Flash 10.1 n'existe pas en 64 bits pour Linux, Adobe voulant temporairement suspendre le support sur architecture 64 bits (les rançons aussi du closed source...)

Donc 2 solutions :

- Masquer la 10.1 pour rester en 10.0 ( ! ne pas oublier d'ajouter dans son make.conf à ACCEPT_LICENSE le mot-clé "AdobeFlash-10", c'est la nouvelle mise en place Gentoo qui nous demande d'explicitement d'accepter les licences particulières)

ou

- Installer la version précompilée 32 bits de firefox (firefox-bin)

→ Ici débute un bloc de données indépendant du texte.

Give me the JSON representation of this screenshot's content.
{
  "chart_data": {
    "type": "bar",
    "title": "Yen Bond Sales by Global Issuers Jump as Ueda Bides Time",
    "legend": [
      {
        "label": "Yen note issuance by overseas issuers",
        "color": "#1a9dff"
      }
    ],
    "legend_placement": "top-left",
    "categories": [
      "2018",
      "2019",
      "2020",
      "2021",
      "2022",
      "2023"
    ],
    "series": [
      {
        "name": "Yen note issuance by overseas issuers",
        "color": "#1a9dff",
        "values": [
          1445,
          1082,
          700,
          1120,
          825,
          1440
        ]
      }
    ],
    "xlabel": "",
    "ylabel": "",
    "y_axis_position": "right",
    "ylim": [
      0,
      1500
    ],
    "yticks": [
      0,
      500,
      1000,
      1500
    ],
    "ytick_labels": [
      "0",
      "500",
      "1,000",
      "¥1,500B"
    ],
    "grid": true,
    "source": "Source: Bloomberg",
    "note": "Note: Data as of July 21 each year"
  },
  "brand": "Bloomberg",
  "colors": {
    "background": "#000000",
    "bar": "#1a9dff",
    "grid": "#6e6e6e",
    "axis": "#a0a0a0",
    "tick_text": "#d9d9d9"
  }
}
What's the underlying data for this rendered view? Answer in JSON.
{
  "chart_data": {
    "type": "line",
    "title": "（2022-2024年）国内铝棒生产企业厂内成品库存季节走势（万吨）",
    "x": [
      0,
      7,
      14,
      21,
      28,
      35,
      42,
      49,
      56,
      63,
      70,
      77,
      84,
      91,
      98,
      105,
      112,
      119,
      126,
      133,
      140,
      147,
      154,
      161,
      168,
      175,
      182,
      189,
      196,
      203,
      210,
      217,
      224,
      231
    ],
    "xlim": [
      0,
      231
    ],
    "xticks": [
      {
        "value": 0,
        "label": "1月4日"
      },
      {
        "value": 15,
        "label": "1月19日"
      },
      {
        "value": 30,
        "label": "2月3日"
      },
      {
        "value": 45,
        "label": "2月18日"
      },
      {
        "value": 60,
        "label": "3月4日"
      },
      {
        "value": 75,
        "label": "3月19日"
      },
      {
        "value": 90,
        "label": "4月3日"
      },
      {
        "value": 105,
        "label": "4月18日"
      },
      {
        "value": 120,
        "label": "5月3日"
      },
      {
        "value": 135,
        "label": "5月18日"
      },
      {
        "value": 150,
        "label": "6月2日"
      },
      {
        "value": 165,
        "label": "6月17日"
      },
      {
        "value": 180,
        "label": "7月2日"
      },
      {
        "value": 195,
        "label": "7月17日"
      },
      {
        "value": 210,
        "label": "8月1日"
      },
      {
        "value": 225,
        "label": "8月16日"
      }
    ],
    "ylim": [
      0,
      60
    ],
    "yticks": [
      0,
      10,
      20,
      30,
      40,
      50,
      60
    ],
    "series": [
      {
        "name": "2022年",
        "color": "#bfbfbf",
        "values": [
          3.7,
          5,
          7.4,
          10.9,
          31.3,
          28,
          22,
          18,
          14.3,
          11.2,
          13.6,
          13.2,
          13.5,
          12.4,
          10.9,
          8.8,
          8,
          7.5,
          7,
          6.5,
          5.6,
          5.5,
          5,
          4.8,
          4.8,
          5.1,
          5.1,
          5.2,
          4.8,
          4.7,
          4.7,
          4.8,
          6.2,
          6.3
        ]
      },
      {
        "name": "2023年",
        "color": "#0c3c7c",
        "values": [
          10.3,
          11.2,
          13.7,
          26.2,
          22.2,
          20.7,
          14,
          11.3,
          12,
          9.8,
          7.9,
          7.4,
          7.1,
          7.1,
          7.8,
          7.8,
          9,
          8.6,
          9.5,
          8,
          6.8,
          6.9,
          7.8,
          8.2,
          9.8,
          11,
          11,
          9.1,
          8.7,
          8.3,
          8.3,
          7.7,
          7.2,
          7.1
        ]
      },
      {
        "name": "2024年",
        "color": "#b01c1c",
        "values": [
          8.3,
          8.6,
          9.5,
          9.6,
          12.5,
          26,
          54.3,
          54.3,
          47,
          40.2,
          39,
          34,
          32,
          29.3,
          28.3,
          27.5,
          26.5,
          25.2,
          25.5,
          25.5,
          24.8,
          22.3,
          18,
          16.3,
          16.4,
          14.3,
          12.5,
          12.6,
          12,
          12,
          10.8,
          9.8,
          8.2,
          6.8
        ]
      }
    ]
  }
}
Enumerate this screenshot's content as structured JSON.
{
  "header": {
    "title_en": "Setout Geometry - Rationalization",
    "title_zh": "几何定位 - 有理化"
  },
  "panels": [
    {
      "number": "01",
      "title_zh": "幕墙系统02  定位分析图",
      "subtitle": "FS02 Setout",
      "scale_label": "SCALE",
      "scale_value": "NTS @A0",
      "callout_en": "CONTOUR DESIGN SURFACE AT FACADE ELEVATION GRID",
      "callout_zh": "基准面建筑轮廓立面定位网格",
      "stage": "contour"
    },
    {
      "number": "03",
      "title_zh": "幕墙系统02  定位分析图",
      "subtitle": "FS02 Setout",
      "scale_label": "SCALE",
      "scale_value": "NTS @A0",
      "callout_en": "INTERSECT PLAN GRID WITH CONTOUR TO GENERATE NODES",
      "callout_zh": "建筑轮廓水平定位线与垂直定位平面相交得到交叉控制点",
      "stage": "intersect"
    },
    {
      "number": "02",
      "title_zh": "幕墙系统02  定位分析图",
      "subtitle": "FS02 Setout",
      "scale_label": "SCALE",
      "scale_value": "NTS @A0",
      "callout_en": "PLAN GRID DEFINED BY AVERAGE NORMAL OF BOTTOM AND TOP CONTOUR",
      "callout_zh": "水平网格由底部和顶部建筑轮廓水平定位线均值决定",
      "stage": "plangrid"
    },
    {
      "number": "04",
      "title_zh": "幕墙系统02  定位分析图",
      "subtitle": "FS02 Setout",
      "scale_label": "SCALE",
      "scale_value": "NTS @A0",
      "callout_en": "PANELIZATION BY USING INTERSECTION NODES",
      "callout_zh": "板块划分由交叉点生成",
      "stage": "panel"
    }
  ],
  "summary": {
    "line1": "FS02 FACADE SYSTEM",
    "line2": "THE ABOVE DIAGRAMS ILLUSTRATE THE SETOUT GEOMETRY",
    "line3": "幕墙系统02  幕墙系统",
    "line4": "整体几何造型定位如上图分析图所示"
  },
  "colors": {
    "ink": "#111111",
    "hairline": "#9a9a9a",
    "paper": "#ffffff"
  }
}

ou ultime solution installer un équivalent libre comme gnash.

A toi de voir.

----------

## RaX

Bonsoir,

Sinon tu peux essayer avec "www-plugins/nspluginwrapper" qui fonctionne pas trop mal chez moi avec un firefox 64bits et le dernier plugin flash 32b.

Cordialement.

----------

## Chr0nos

alors resultat des tests xD :

avec "gnash" une fenetre apparais bien en lieu et place du player mais elle reste entierement vide et grise :s

donc emerge -C gnash et emerge www-plugins/nspluginwrapper

alors la: aucune reconaissance du plugin par firefox :s

comme si je n'avais rien fait :s

downgrader adobe flash j'aimerais garder ca pour la fin surtout que pas mals de 10.x sont hard masked

----------

## Poussin

 *Chr0nos wrote:*   

> alors resultat des tests xD :
> 
> avec "gnash" une fenetre apparais bien en lieu et place du player mais elle reste entierement vide et grise :s
> 
> donc emerge -C gnash et emerge www-plugins/nspluginwrapper
> ...

 

hard maské en effet, mais on est plusieurs à utiliser cette solution (je ne dis pas que c'est la bonne...) en utilisant également flashblock afin de n'autoriser les applications flash que sur les "sites de confiance"

Pour le ndiswrapper, il faut voir avec les pro de cette technique, je n'ai jamais essayé ^^

----------

## Chr0nos

j'ai emerge la version hard masquée et installé flash bloc ^ tout remarche au poil  :Smile: 

merci pour l'info en tout cas en esperant que adobe resorte une version x64 ^

----------

## Amalrik

Mêmes causes, Même problème.

Comme j'avais déjà (ou plutôt encore ^^) nspluginwrapper d'installé, j'ai (re?)testé la vieille décrite ici :

http://www.gentoo-wiki.info/Adobe_Flash

Donc juste, un petit "nspluginwrapper --verbose --install /usr/lib32/nsbrowser/plugins/libflashplayer.so" je relance le renard ardent et ça marche ...

----------